Refus d'entrée et placement en zone d'attente : les avocats exclus des auditions

10.12.2019

Pour le Conseil constitutionnel, la présence de l'avocat lors de l'audition qui précède la notification d'un refus d'entrée et d'un maintien en zone d'attente n'est pas un droit fondamental.

Saisi d'une question prioritaire de constitutionnalité (QPC) transmise par la Cour de cassation, le Conseil constitutionnel confirme, par une décision du 6 décembre 2019, la constitutionnalité des articles L. 213-2 et L. 221-4 du Ceseda, qui ne prévoient le droit à un avocat qu’après la notification des décisions de refus d’entrée et de maintien en zone d’attente.
Remarque : la question était de savoir si, faute de prévoir que l’étranger puisse exiger d’être assisté d’un avocat lorsqu’il est entendu par les services de police avant qu’un refus d’entrée en France lui soit opposé et son maintien en zone d’attente notifié, ces dispositions méconnaissaient les droits de la défense ainsi que les exigences résultant des articles 7, 9 et 16 de la Déclaration des droits de l’homme et du citoyen de 1789.
Il considère en effet que ces dispositions « ne consacrent pas un droit de l’étranger à exiger l’assistance d’un avocat lors des auditions organisées par l’administration dans le cadre de l’instruction de sa demande d’entrée en France ou pendant son maintien en zone d’attente ».
Une absence de droit à l’assistance d’un avocat qui ne porte pas atteinte aux droits constitutionnellement garantis par les articles 7, 9 et 16 de la Déclaration des droits de l’homme et du citoyen de 1789 dès lors que :
- « les auditions effectuées dans le cadre de l’instruction administrative des décisions de refus d’entrée en France ou organisées pendant le maintien de l’étranger en zone d’attente n’ont pour objet que de permettre de vérifier que l’étranger satisfait aux conditions d’entrée en France et d’organiser à défaut son départ » et « ne relèvent donc pas d’une procédure de recherche d’auteurs d’infractions » ;
- les décisions de refus d’entrée et de maintien en zone d’attente (et celles relatives à l’organisation du départ) constituent des mesures de police et non « des sanctions ayant le caractère de punition ».
Dans ces conditions, les atteintes aux droits de la défense, au droit à la sûreté, à la présomption d’innocence et à la garantie des droits ne sont pas établies.
Enfin, le Conseil constitutionnel constate que la personne concernée peut en tout état de cause bénéficier de l’assistance d’un avocat dans le cadre des instances juridictionnelles relatives aux mesures en cause.
Remarque : dans sa décision, le Conseil constitutionnel rappelle qu’en l’absence de mise en cause d’une règle ou d’un principe inhérent à l’identité constitutionnelle de la France, il est incompétent pour contrôler des dispositions législatives qui se bornent à tirer les conséquences nécessaires de dispositions inconditionnelles et précises d’une directive ou des dispositions d’un règlement de l’Union européenne.
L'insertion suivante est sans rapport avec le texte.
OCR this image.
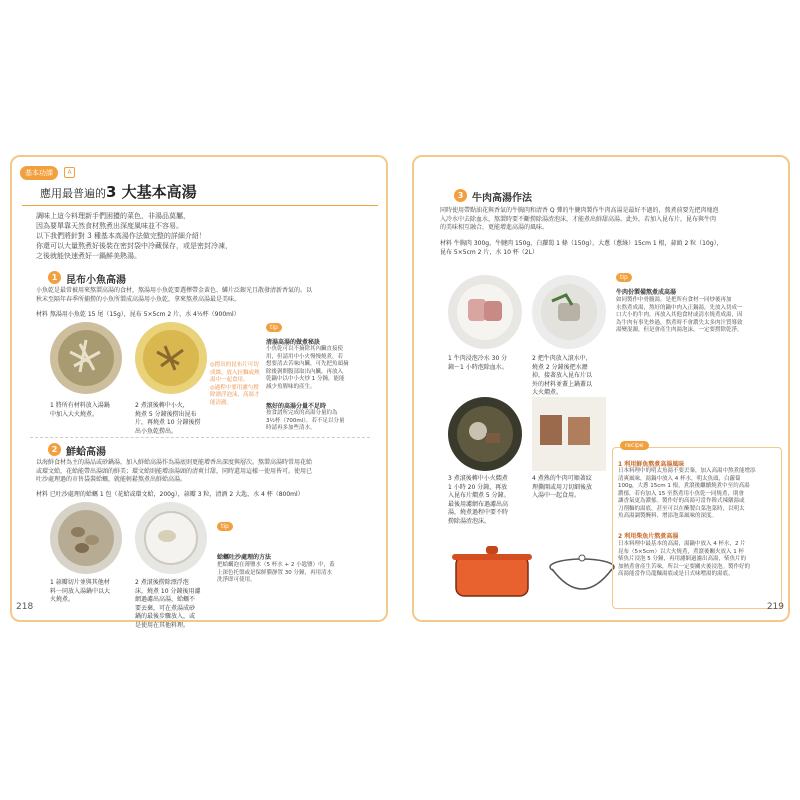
基本功課	A
應用最普遍的3 大基本高湯
調味上這今料理新手們困擾的菜色，非湯品莫屬，
因為要單靠天然食材熬煮出深度風味並不容易。
以下我們將針對 3 種基本高湯作法做完整的詳細介紹！
你還可以大量熬煮好後裝在密封袋中冷藏保存，或是密封冷凍，
之後就能快速煮好一鍋鮮美熱湯。
1 昆布小魚高湯
小魚乾是最常被用來熬製高湯的食材，熬湯用小魚乾要選擇帶金黃色、鱗片泛銀光且散發清新香氣的。以
秋末至隔年春季所捕撈的小魚所製成高湯用小魚乾，拿來熬煮高湯最是美味。
材料 熬湯用小魚乾 15 尾（15g），昆布 5×5cm 2 片，水 4½杯（900ml）
1 將所有材料放入湯鍋
中加入大火燒煮。
2 煮滾後轉中小火，
燒煮 5 分鐘後撈出昆布
片，再燒煮 10 分鐘後撈
出小魚乾撈出。
◎撈出的昆布片可切
成絲，放入拉麵或熱
湯中一起食用。
◎過程中要用濾勺撈
除漂浮泡沫，高湯才
能清澈。
tip
清湯高湯的做煮秘訣
小魚乾可以不摘除其內臟直接使
用，但請用中小火慢慢燒煮，若
想要清去苦味內臟，可先把魚頭摘
除後剝開腹部取出內臟，再放入
乾鍋中以中小火炒 1 分鐘，能能
減少魚腥味的產生。
熬好的高湯分量不足時
按食譜所完成的高湯分量約為
3½杯（700ml），若不足以分量
時請再多加些清水。
2 鮮蛤高湯
以海鮮食材為主的湯品或砂鍋湯，加入鮮蛤高湯作為湯底則更能增香出深度與層次。熬製高湯時常用花蛤
或環文蛤，花蛤能帶出湯頭的鮮美；環文蛤則能增添湯頭的清爽甘甜，同時還用這樣一使用皆可。使用已
吐沙處理過的市售袋裝蛤蠣，就能輕鬆熬煮出鮮蛤高湯。
材料 已吐沙處理的蛤蠣 1 包（花蛤或環文蛤，200g），蒜瓣 3 粒，清酒 2 大匙，水 4 杯（800ml）
1 蒜瓣切片並與其他材
料一同放入湯鍋中以大
火燒煮。
2 煮滾後撈除漂浮泡
沫，燒煮 10 分鐘後用濾
網過濾出高湯，蛤蠣不
要丟棄，可在煮湯成砂
鍋的最後步驟放入，或
是使用在其他料理。
tip
蛤蠣吐沙處理的方法
把蛤蠣泡在薄鹽水（5 杯水 + 2 小匙鹽）中，蓋
上深色托盤或是保鮮膜靜置 30 分鐘，再用清水
洗淨即可使用。
218
3 牛肉高湯作法
同時使用帶點油花與香氣的牛胸肉和清香 Q 彈的牛腱肉製作牛肉高湯是最好不過的，熬煮前要先把肉塊泡
入冷水中去除血水，熬製時要不斷撈除湯渣泡沫，才能煮出鮮甜高湯。此外，若加入昆布片，昆布與牛肉
的美味相互融合，更能增進高湯的風味。
材料 牛胸肉 300g，牛腱肉 150g，白蘿蔔 1 條（150g），大蔥（蔥綠）15cm 1 根，蒜頭 2 粒（10g），
昆布 5×5cm 2 片，水 10 杯（2L）
1 牛肉浸泡冷水 30 分
鐘～1 小時泡除血水。
2 把牛肉放入滾水中，
燒煮 2 分鐘後把水瀝
掉，接著放入昆布片以
外的材料並蓋上鍋蓋以
大火燜煮。
tip
牛肉份製備熬煮成高湯
如同製作中骨髓湯，是把所有食材一同炒後再加
水熬煮成湯，熬好的鍋中肉入正鍋湯，先放入切成一
口大小的牛肉，再放入其他食材或清水燒煮成湯，因
為牛肉有事先炒過，熬煮時不會濃失太多肉汁質導致
湯變混濁，但是會產生肉湯泡沫，一定要撈除乾淨。
3 煮滾後轉中小火燜煮
1 小時 20 分鐘，再放
入昆布片燜煮 5 分鐘。
最後用濾網布過濾出高
湯，燒煮過程中要不時
撈除湯渣泡沫。
4 煮熟的牛肉可順著紋
理撕開或用刀切細後放
入湯中一起食用。
recipe
1 利用鮮魚熬煮高湯風味
日本料理中的明太魚湯不要丟棄，加入高湯中熬煮能增添
清爽風味，湯鍋中放入 4 杯水，明太魚頭，白蘿蔔
100g，大蔥 15cm 1 根，煮滾後繼續燒煮中至約高湯
濃郁，若有加入 15 至熬煮用小魚乾一同燒煮，則會
讓香氣更為濃郁。製作好的高湯可當作韓式辣燉湯或
刀削麵的湯底，甚至可以在醃製白菜泡菜時，以明太
魚高湯調製醃料，增添泡菜風味的深度。
2 利用柴魚片熬煮高湯
日本料理中最基本的高湯，湯鍋中放入 4 杯水，2 片
昆布（5×5cm）以大火燒煮，煮滾後關火放入 1 杯
柴魚片浸泡 5 分鐘，再用濾網過濾出高湯，柴魚片的
加熱煮會產生苦味，所以一定要關火後浸泡。製作好的
高湯能當作烏龍麵湯底或是日式味噌湯的湯底。
219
Toutefois, en l’espèce, il contrôle les dispositions en cause, qui, bien qu’elles se rattachent à la mise en oeuvre d’un règlement (Règl. UE n° 2016/399, 9 mars 2016), ne se bornent pas à en tirer les conséquences, dès lors que le texte ne « comporte aucune disposition relative aux conditions dans lesquelles un étranger qui sollicite son entrée en France peut être assisté d’un avocat ».